La robotica, del resto, è da anni al centro della strategia industriale del Paese e l'obiettivo non è certo conquistare il primato nel settore degli androidi ballerini. Nella visione del governo di Xi Jinping, queste macchine dovranno infatti diventare un pilastro portante della produzione e dell'innovazione in una società sempre più anziana, dove il calo demografico minaccia la disponibilità di manodopera necessaria a mantenere la leadership economica globale. Gli umanoidi, già impiegati in catene di montaggio, nei magazzini logistici e nei laboratori, rappresenteranno pertanto un tassello fondamentale in questo processo di trasformazione.
Un atto di propaganda high-tech
Alla fine del 2024 nel Paese risultavano registrate oltre 451 mila aziende di robotica intelligente con capitali complessivi superiori a 6,4 trilioni di yuan. Le previsioni di Morgan Stanley, riportate a gennaio dal South China Morning Post, indicano che le vendite di umanoidi in Cina potrebbero superare le 28.000 unità già nel 2026. Persino Elon Musk ha ammesso che le società cinesi saranno i principali contendenti della sua Tesla nello sviluppo di robot avanzati, predicendo che molto presto la Cina potrebbe davvero surclassare il resto del mondo (Stati Uniti compresi) in fatto di gestione e potenza di calcolo dell'IA.
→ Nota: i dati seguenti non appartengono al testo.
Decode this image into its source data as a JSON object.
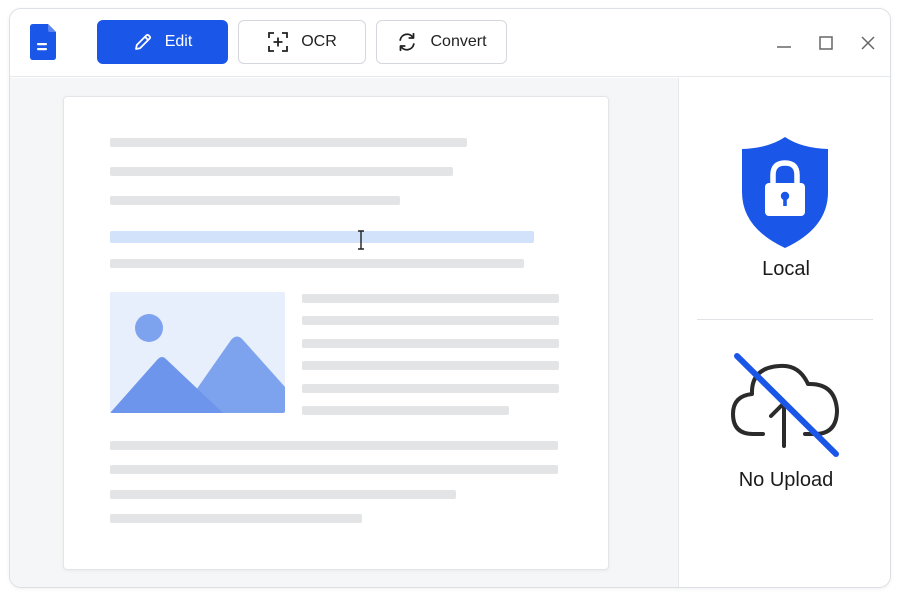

Per l'esperto di politiche digitali della University of California Ramesh Srinivasan, contattato da Al Jazeera, l'evento di martedì ha rappresentato una chiara dichiarazione di capacità rivolta soprattutto ai rivali statunitensi. Dietro coreografie impeccabili e acrobazie spettacolari si delinea una competizione globale per la leadership nell’automazione avanzata. Resta da vedere chi taglierà per primo il traguardo e quale forma assumerà un futuro in cui i robot saranno una presenza sempre più invadente in ogni ambito della società.